I've always had this special nostalgia for the original Zelda Link's Awakening and after making an emulator few years ago, I wanted to go further.
So I started this project to automate ROM reverse engineering.
Here is a screenshot of the setup. Code at top of page is with all optimizations, code below is without most.
As you can see, loops are reconstructed and call parameters are annotated next to call instructions.
The rightmost image is the current state of Zelda analysis. Green means known code, blue is obvious data (text and sprites) and dark blue is 0xFF padding.
- static decompilation (no emulation/tracing, all code paths treated equally)
- expression reconstruction - sequences of instructions are replaced with c-style assignments.
For example: LD A, 0x30; LD [0xFF00], A is replaced with [0xFF00] = 0x30. This also works across jump boundaries.
- register lifetime analysis - this enables two things: unneeded flag calculations are stripped away and also I get all ins and outs of a procedure, which helps analysis at global scope.
- bank switching analysis - direct consequence of the above. I treat rombank as just another register and can recover ambiguous calls this way. In Zelda, bank switching occurs very often, so I get nice results from this. For 2000 procedures analysed (that's much, but I got this number with aggressive procedure splitting) only around 15 contain calls that couldn't be followed.
- control structure recovery - probably the coolest. Finds loops and forks and uses some heuristics to generate nice if/else and do/while. Some gotos remain, but usually the code is nice.
- switch statement/jumptables - Zelda really abuses this construct - I found more than 200 jumptables. Heuristics decide on jumptable sizes, sometimes giving false positives, but overall it is helpful.
- procedure references - For each procedure I get a list of callers. This can also output call graph to GraphViz, but at the moment it is too big to be useful.

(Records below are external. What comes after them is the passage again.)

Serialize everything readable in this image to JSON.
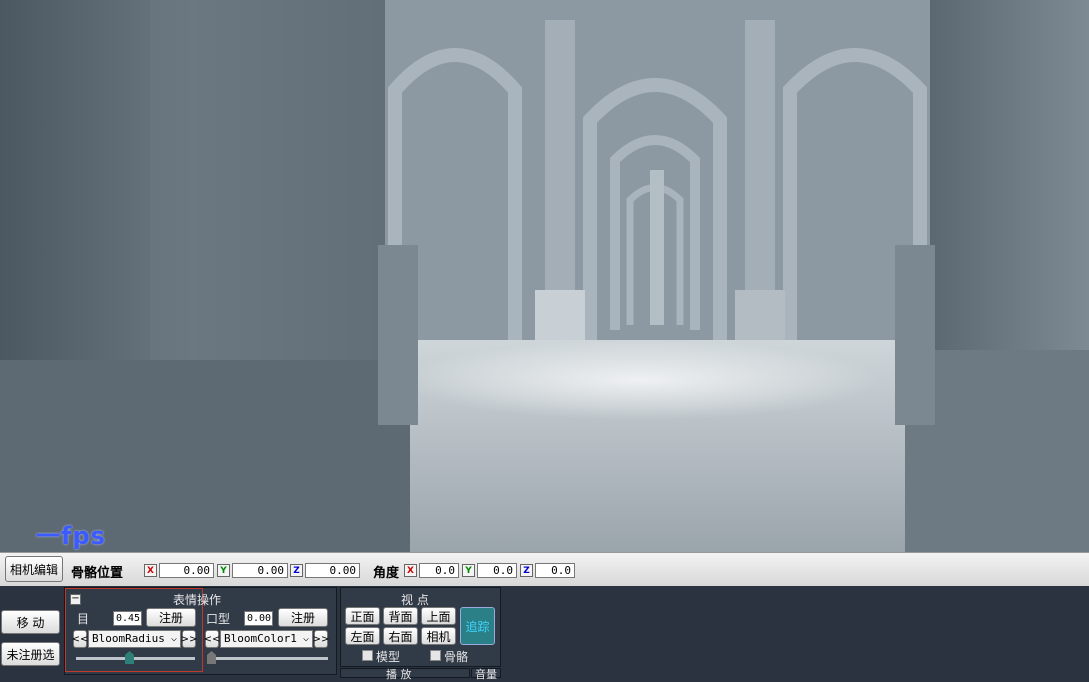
{
  "viewport": {
    "fps_label": "一fps"
  },
  "bone_bar": {
    "camera_edit_button": "相机编辑",
    "bone_position_label": "骨骼位置",
    "pos_x": "0.00",
    "pos_y": "0.00",
    "pos_z": "0.00",
    "angle_label": "角度",
    "ang_x": "0.0",
    "ang_y": "0.0",
    "ang_z": "0.0",
    "axis_x": "X",
    "axis_y": "Y",
    "axis_z": "Z",
    "colors": {
      "x": "#cc0000",
      "y": "#008800",
      "z": "#0000cc"
    }
  },
  "left_buttons": {
    "move": "移 动",
    "unregistered_select": "未注册选"
  },
  "expression_panel": {
    "title": "表情操作",
    "collapse_symbol": "−",
    "eye": {
      "label": "目",
      "value": "0.45(",
      "register_button": "注册",
      "dropdown": "BloomRadius",
      "slider_value": 0.45
    },
    "mouth": {
      "label": "口型",
      "value": "0.00(",
      "register_button": "注册",
      "dropdown": "BloomColor1",
      "slider_value": 0.0
    },
    "prev_symbol": "<<",
    "next_symbol": ">>",
    "highlight_color": "#c0392b"
  },
  "view_panel": {
    "title": "视 点",
    "front": "正面",
    "back": "背面",
    "top": "上面",
    "left": "左面",
    "right": "右面",
    "camera": "相机",
    "track": "追踪",
    "model_label": "模型",
    "bone_label": "骨骼",
    "track_color": "#2b7f86"
  },
  "bottom_panels": {
    "play_label": "播 放",
    "volume_label": "音量"
  }
}
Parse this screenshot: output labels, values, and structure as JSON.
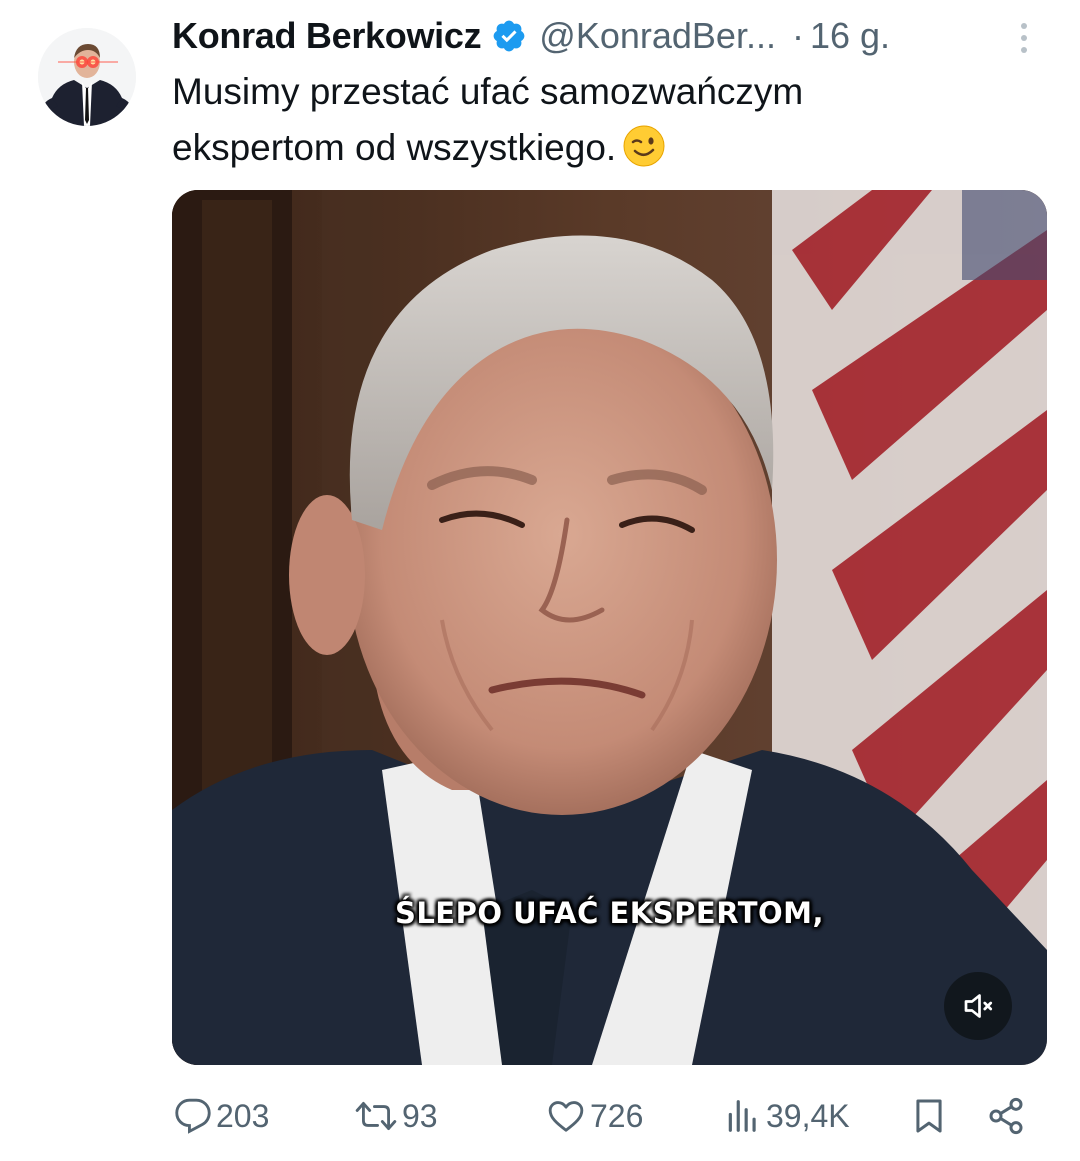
{
  "author": {
    "display_name": "Konrad Berkowicz",
    "handle": "@KonradBer...",
    "separator": "·",
    "time": "16 g."
  },
  "tweet": {
    "text_line1": "Musimy przestać ufać samozwańczym",
    "text_line2": "ekspertom od wszystkiego.",
    "emoji": "winking-face"
  },
  "media": {
    "caption": "ŚLEPO UFAĆ EKSPERTOM,",
    "sound_state": "muted"
  },
  "actions": {
    "replies": "203",
    "retweets": "93",
    "likes": "726",
    "views": "39,4K"
  },
  "colors": {
    "verified": "#1d9bf0",
    "secondary_text": "#536471",
    "primary_text": "#0f1419"
  },
  "icons": [
    "verified-badge-icon",
    "more-icon",
    "mute-icon",
    "reply-icon",
    "retweet-icon",
    "like-icon",
    "views-icon",
    "bookmark-icon",
    "share-icon"
  ]
}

- data references - most recent feature, currently works only for fixed addresses. For each global variable I get a list of procedures that access it. Ultimate helper. Refs to 0xFF00? Yeah, here must be the joypad routine.
- written in Python, GUI is served as HTML. Allows assigning names to procedures, etc.
- output is not really C at the moment, but gives an idea of what's going on in the code.
- recognize array indexing
- obtain full code coverage with no more ambiguous calls. I believe I've got around 90% of procedures now.
- find a way to cope with so many small procedures.
- a lot of other work...
I would like to release it one day, but it is very custom right now and requires coding Python to do stuff. Maybe when I improve the algorithms I can drop some hardcoded Zelda stuff and it will be useful for other Roms too.
Also, source: https://github.com/devdri/awake